Member of the State Duma (Party List Seat)
- In office 24 December 2007 – 5 October 2016

Personal details
- Born: 4 April 1949 (age 77) Fergana, Uzbek SSR, USSR
- Party: United Russia
- Alma mater: Samara State Technical University

= Viktor Kazakov (politician) =

Russian politician (born 1949)

Viktor Alexeyevich Kazakov (Виктор Алексеевич Казаков; born 4 April 1949 in Fergana, Uzbek SSR) is a Russian political figure and deputy of the 4th, 5th, 6th, 7th, and 8th State Dumas.

In 1989, Kazakov started working as the chief engineer and Deputy General Director of the Kuibyshevneft. In 1995, he was the First Vice President of Yukos Oil Company. In 1998, he was appointed vice president of the oil company YUKSI – a result of the merger of Yukos and Sibneft. However, the merger was soon annulated, and Kazakov became a board member of directors of the Eastern Oil Company. In July 2003, he was appointed First Vice-Governor of Samara Oblast. In 2003 he was elected deputy of the 4th State Duma. In 2007, 2011, 2016, and 2021, he was re-elected to the 4th, 5th, 6th, 7th, and 8th State Dumas from the Samara Oblast constituency.

In 2016, Kazakov appeared on the list of potential recipients of a bribe in the amount of $2 billion in the Yukos shareholders v. Russia case. According to the case files, Yukos shareholders (among which was Kazakov) made payments to government officials who helped acquire the company's shares.

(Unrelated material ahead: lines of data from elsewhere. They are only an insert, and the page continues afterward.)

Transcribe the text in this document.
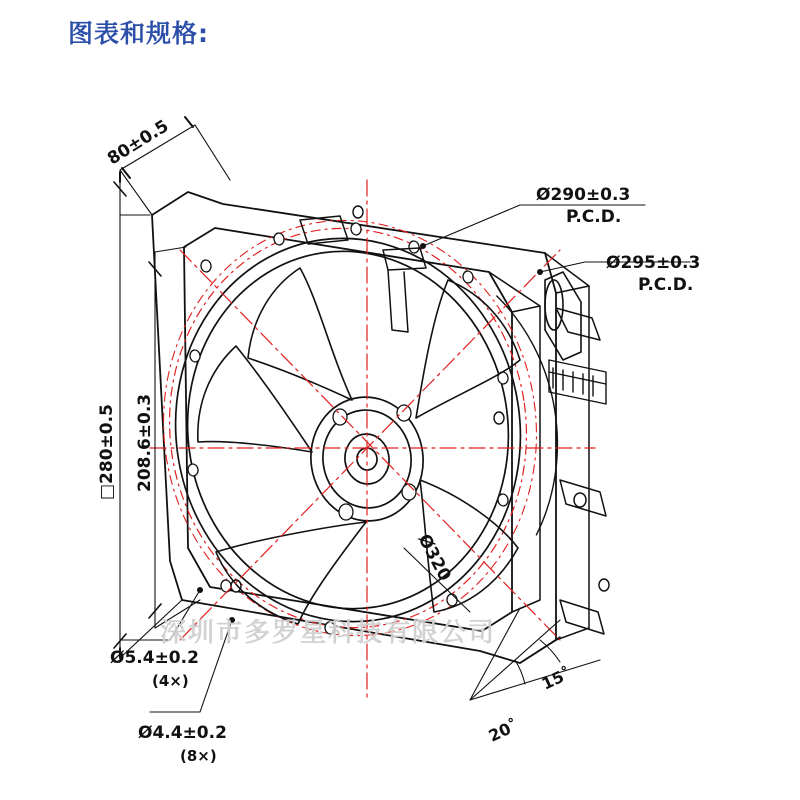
图表和规格:
80±0.5
□280±0.5 208.6±0.3
Ø290±0.3
P.C.D.
Ø295±0.3
P.C.D.
Ø320
Ø5.4±0.2
(4×)
Ø4.4±0.2
(8×)
15˚
20˚
深圳市多罗星科技有限公司
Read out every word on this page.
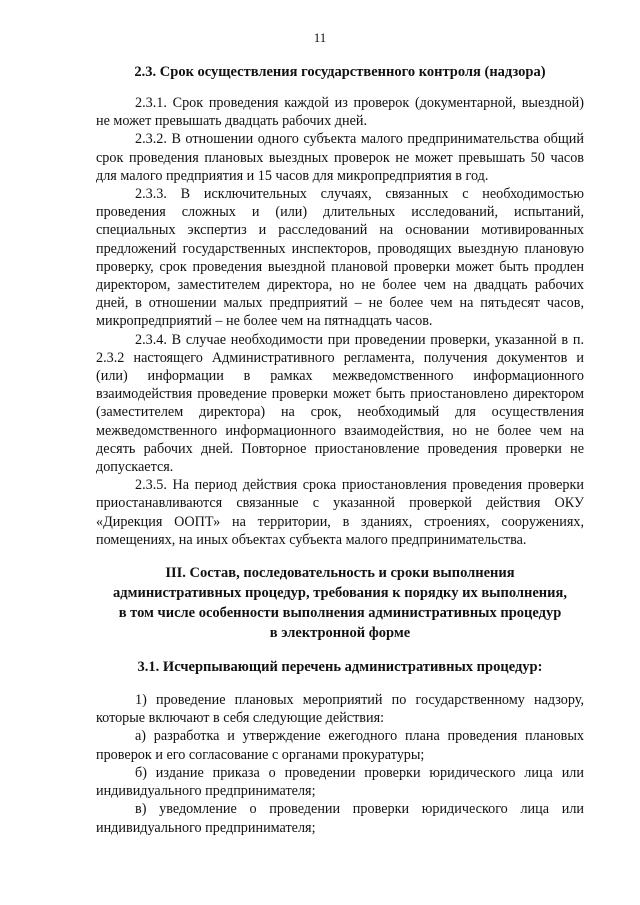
11
2.3. Срок осуществления государственного контроля (надзора)

2.3.1. Срок проведения каждой из проверок (документарной, выездной) не может превышать двадцать рабочих дней.

2.3.2. В отношении одного субъекта малого предпринимательства общий срок проведения плановых выездных проверок не может превышать 50 часов для малого предприятия и 15 часов для микропредприятия в год.

2.3.3. В исключительных случаях, связанных с необходимостью проведения сложных и (или) длительных исследований, испытаний, специальных экспертиз и расследований на основании мотивированных предложений государственных инспекторов, проводящих выездную плановую проверку, срок проведения выездной плановой проверки может быть продлен директором, заместителем директора, но не более чем на двадцать рабочих дней, в отношении малых предприятий – не более чем на пятьдесят часов, микропредприятий – не более чем на пятнадцать часов.

2.3.4. В случае необходимости при проведении проверки, указанной в п. 2.3.2 настоящего Административного регламента, получения документов и (или) информации в рамках межведомственного информационного взаимодействия проведение проверки может быть приостановлено директором (заместителем директора) на срок, необходимый для осуществления межведомственного информационного взаимодействия, но не более чем на десять рабочих дней. Повторное приостановление проведения проверки не допускается.

2.3.5. На период действия срока приостановления проведения проверки приостанавливаются связанные с указанной проверкой действия ОКУ «Дирекция ООПТ» на территории, в зданиях, строениях, сооружениях, помещениях, на иных объектах субъекта малого предпринимательства.

III. Состав, последовательность и сроки выполнения
административных процедур, требования к порядку их выполнения,
в том числе особенности выполнения административных процедур
в электронной форме
3.1. Исчерпывающий перечень административных процедур:

1) проведение плановых мероприятий по государственному надзору, которые включают в себя следующие действия:

а) разработка и утверждение ежегодного плана проведения плановых проверок и его согласование с органами прокуратуры;

б) издание приказа о проведении проверки юридического лица или индивидуального предпринимателя;

в) уведомление о проведении проверки юридического лица или индивидуального предпринимателя;
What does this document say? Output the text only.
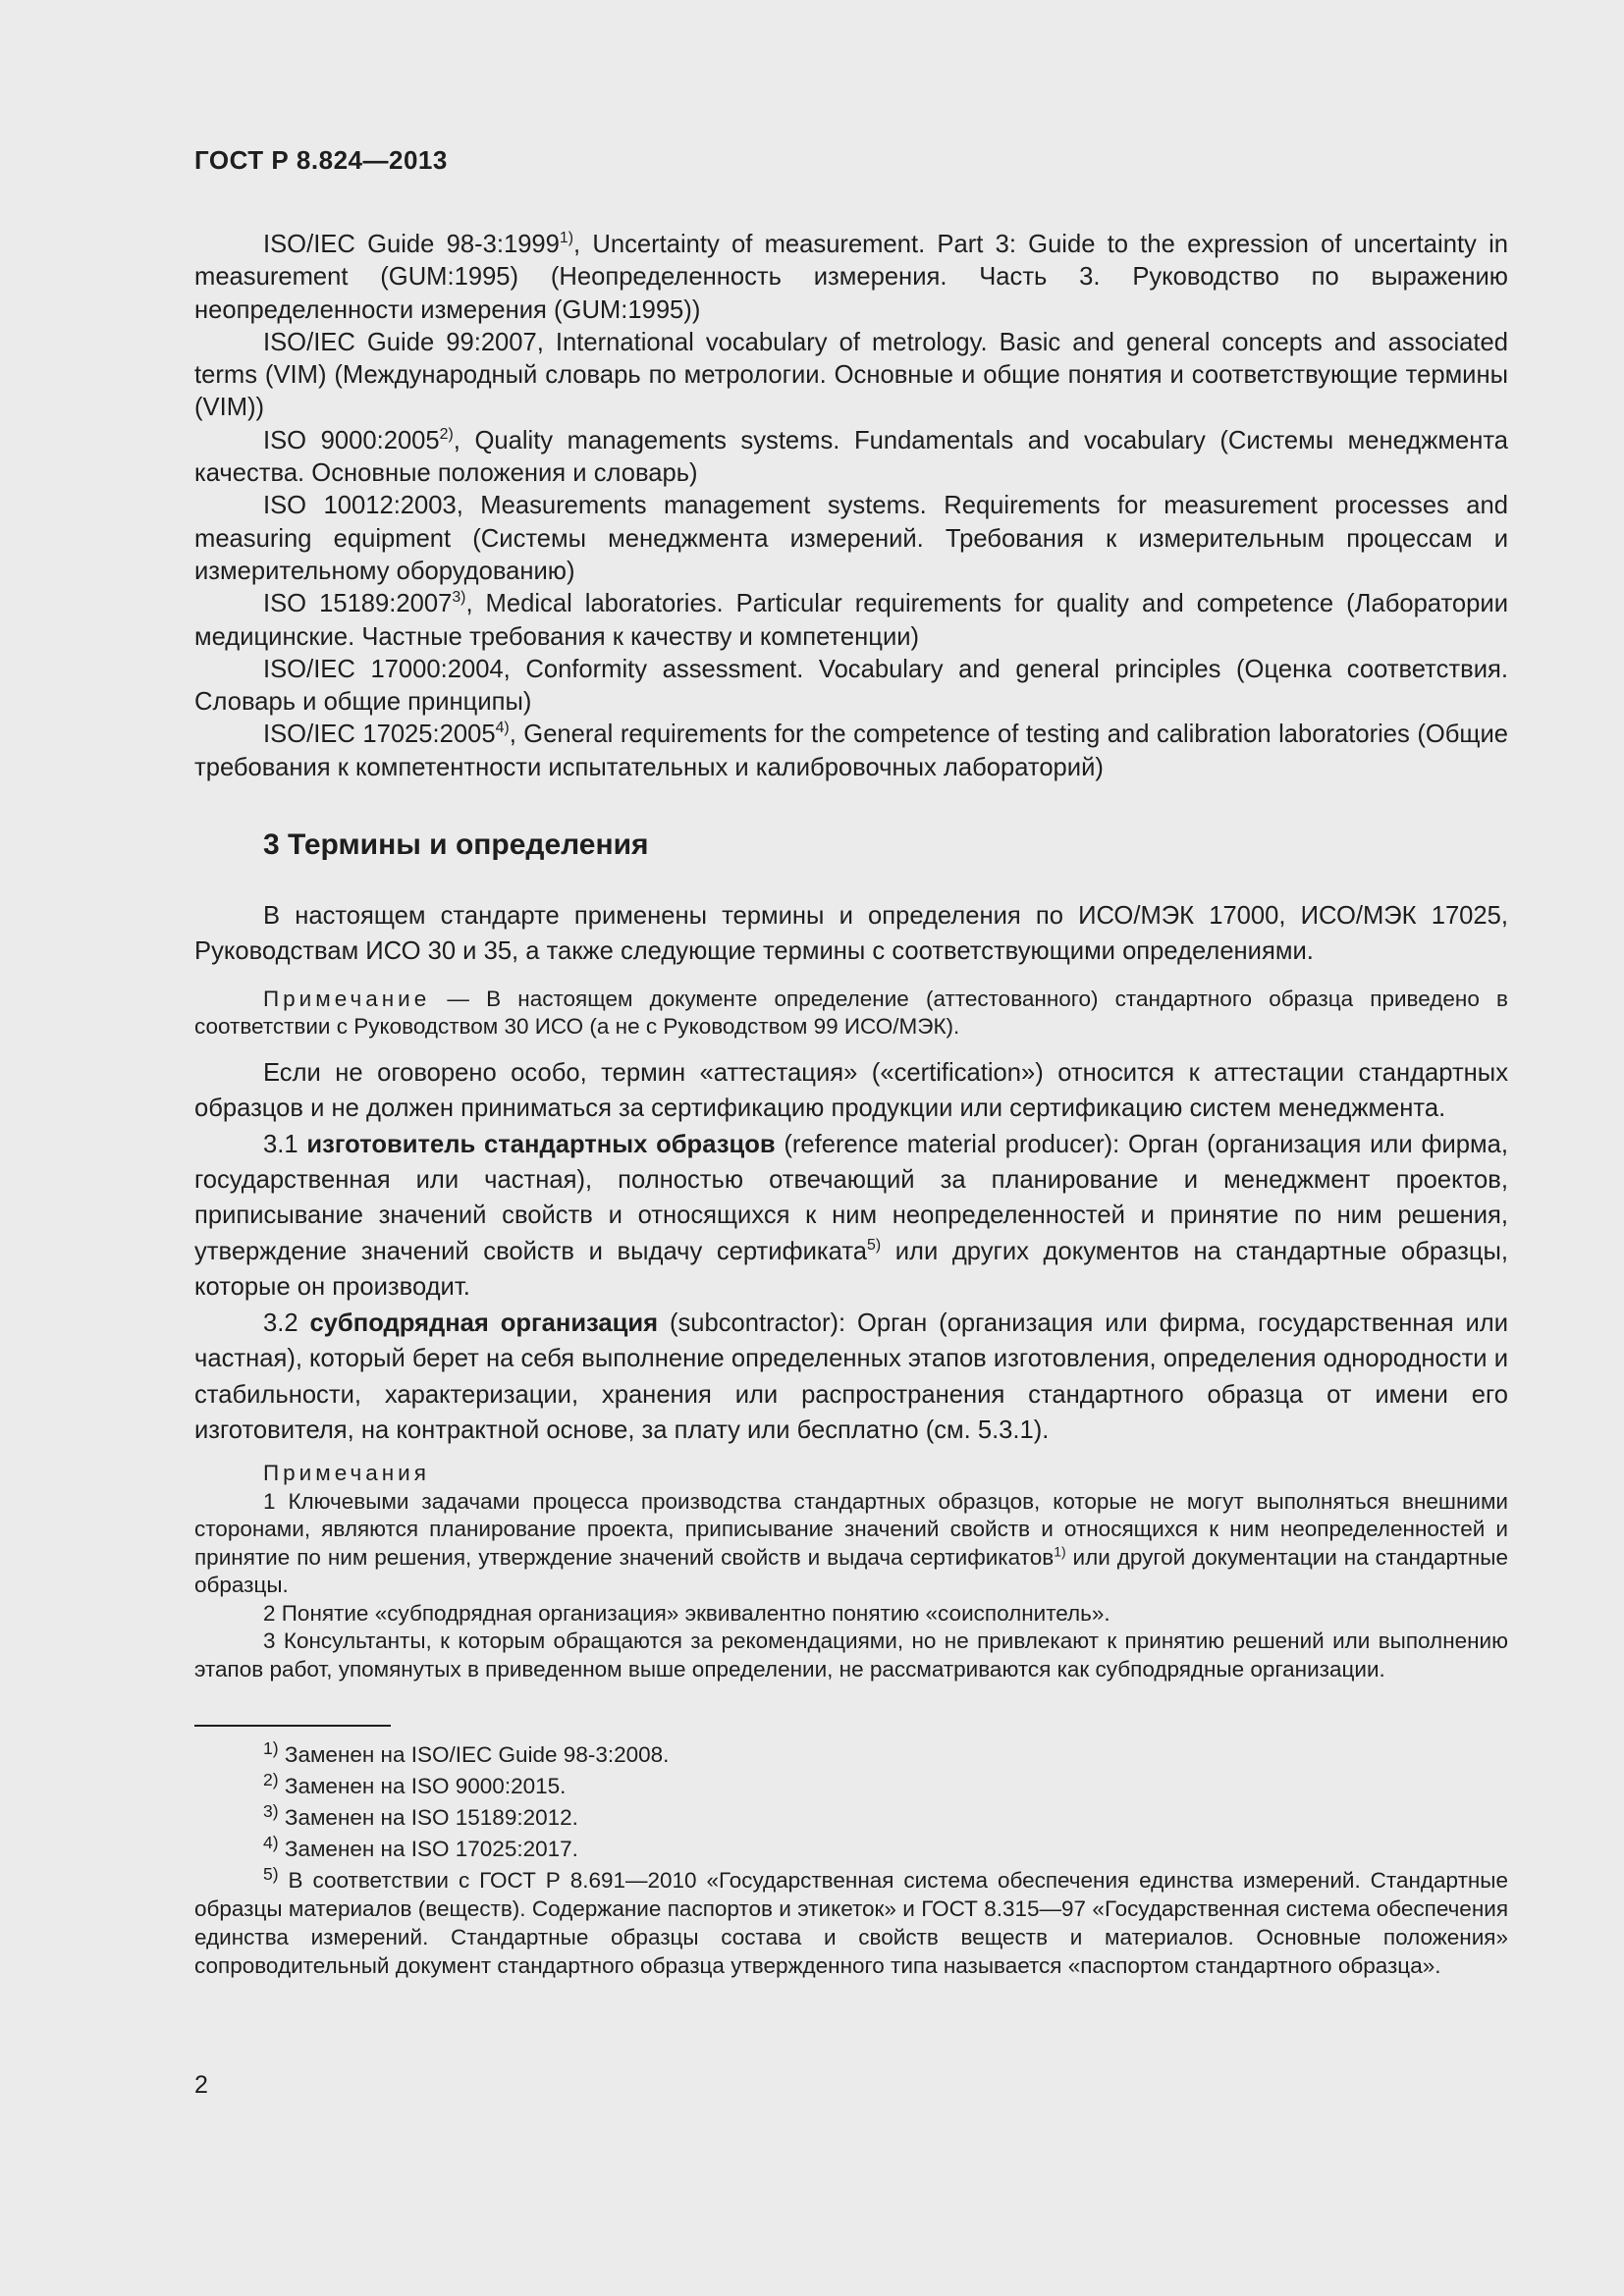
ГОСТ Р 8.824—2013

ISO/IEC Guide 98-3:1999$^{1)}$, Uncertainty of measurement. Part 3: Guide to the expression of uncertainty in measurement (GUM:1995) (Неопределенность измерения. Часть 3. Руководство по выражению неопределенности измерения (GUM:1995))

ISO/IEC Guide 99:2007, International vocabulary of metrology. Basic and general concepts and associated terms (VIM) (Международный словарь по метрологии. Основные и общие понятия и соответствующие термины (VIM))

ISO 9000:2005$^{2)}$, Quality managements systems. Fundamentals and vocabulary (Системы менеджмента качества. Основные положения и словарь)

ISO 10012:2003, Measurements management systems. Requirements for measurement processes and measuring equipment (Системы менеджмента измерений. Требования к измерительным процессам и измерительному оборудованию)

ISO 15189:2007$^{3)}$, Medical laboratories. Particular requirements for quality and competence (Лаборатории медицинские. Частные требования к качеству и компетенции)

ISO/IEC 17000:2004, Conformity assessment. Vocabulary and general principles (Оценка соответствия. Словарь и общие принципы)

ISO/IEC 17025:2005$^{4)}$, General requirements for the competence of testing and calibration laboratories (Общие требования к компетентности испытательных и калибровочных лабораторий)

3 Термины и определения

В настоящем стандарте применены термины и определения по ИСО/МЭК 17000, ИСО/МЭК 17025, Руководствам ИСО 30 и 35, а также следующие термины с соответствующими определениями.

Примечание — В настоящем документе определение (аттестованного) стандартного образца приведено в соответствии с Руководством 30 ИСО (а не с Руководством 99 ИСО/МЭК).

Если не оговорено особо, термин «аттестация» («certification») относится к аттестации стандартных образцов и не должен приниматься за сертификацию продукции или сертификацию систем менеджмента.

3.1 изготовитель стандартных образцов (reference material producer): Орган (организация или фирма, государственная или частная), полностью отвечающий за планирование и менеджмент проектов, приписывание значений свойств и относящихся к ним неопределенностей и принятие по ним решения, утверждение значений свойств и выдачу сертификата$^{5)}$ или других документов на стандартные образцы, которые он производит.

3.2 субподрядная организация (subcontractor): Орган (организация или фирма, государственная или частная), который берет на себя выполнение определенных этапов изготовления, определения однородности и стабильности, характеризации, хранения или распространения стандартного образца от имени его изготовителя, на контрактной основе, за плату или бесплатно (см. 5.3.1).

Примечания

1 Ключевыми задачами процесса производства стандартных образцов, которые не могут выполняться внешними сторонами, являются планирование проекта, приписывание значений свойств и относящихся к ним неопределенностей и принятие по ним решения, утверждение значений свойств и выдача сертификатов$^{1)}$ или другой документации на стандартные образцы.

2 Понятие «субподрядная организация» эквивалентно понятию «соисполнитель».

3 Консультанты, к которым обращаются за рекомендациями, но не привлекают к принятию решений или выполнению этапов работ, упомянутых в приведенном выше определении, не рассматриваются как субподрядные организации.

$^{1)}$ Заменен на ISO/IEC Guide 98-3:2008.

$^{2)}$ Заменен на ISO 9000:2015.

$^{3)}$ Заменен на ISO 15189:2012.

$^{4)}$ Заменен на ISO 17025:2017.

$^{5)}$ В соответствии с ГОСТ Р 8.691—2010 «Государственная система обеспечения единства измерений. Стандартные образцы материалов (веществ). Содержание паспортов и этикеток» и ГОСТ 8.315—97 «Государственная система обеспечения единства измерений. Стандартные образцы состава и свойств веществ и материалов. Основные положения» сопроводительный документ стандартного образца утвержденного типа называется «паспортом стандартного образца».

2
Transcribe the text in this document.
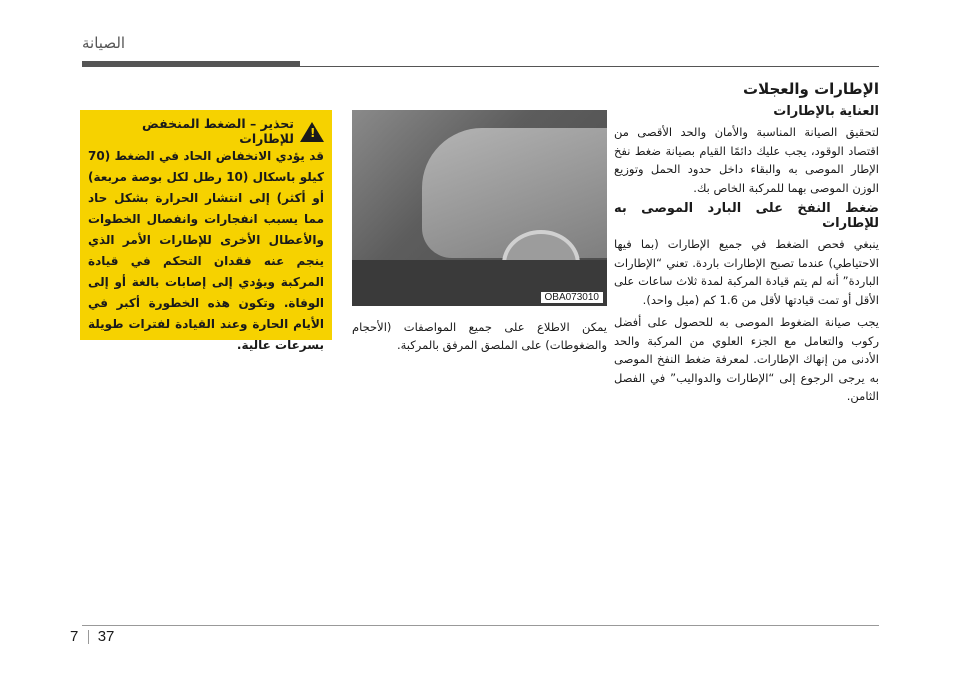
الصيانة
الإطارات والعجلات
العناية بالإطارات

لتحقيق الصيانة المناسبة والأمان والحد الأقصى من اقتصاد الوقود، يجب عليك دائمًا القيام بصيانة ضغط نفخ الإطار الموصى به والبقاء داخل حدود الحمل وتوزيع الوزن الموصى بهما للمركبة الخاص بك.

ضغط النفخ على البارد الموصى به للإطارات

ينبغي فحص الضغط في جميع الإطارات (بما فيها الاحتياطي) عندما تصبح الإطارات باردة. تعني “الإطارات الباردة” أنه لم يتم قيادة المركبة لمدة ثلاث ساعات على الأقل أو تمت قيادتها لأقل من 1.6 كم (ميل واحد).

يجب صيانة الضغوط الموصى به للحصول على أفضل ركوب والتعامل مع الجزء العلوي من المركبة والحد الأدنى من إنهاك الإطارات. لمعرفة ضغط النفخ الموصى به يرجى الرجوع إلى “الإطارات والدواليب” في الفصل الثامن.

OBA073010
يمكن الاطلاع على جميع المواصفات (الأحجام والضغوطات) على الملصق المرفق بالمركبة.
!
تحذير – الضغط المنخفض للإطارات
قد يؤدي الانخفاض الحاد في الضغط (70 كيلو باسكال (10 رطل لكل بوصة مربعة) أو أكثر) إلى انتشار الحرارة بشكل حاد مما يسبب انفجارات وانفصال الخطوات والأعطال الأخرى للإطارات الأمر الذي ينجم عنه فقدان التحكم في قيادة المركبة ويؤدي إلى إصابات بالغة أو إلى الوفاة. وتكون هذه الخطورة أكبر في الأيام الحارة وعند القيادة لفترات طويلة بسرعات عالية.
7 37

In 2018, as a deputy of the State Duma, he voted in favor of raising the retirement age.

At the 2021 State Duma elections, during the United Russia party congress on 19 June, he was again nominated as a candidate for the State Duma from the Krasnoglinsky single-mandate electoral district No. 160 in Samara.

== Sanctions ==
He was sanctioned by the UK government in 2022 in relation to the Russo-Ukrainian War.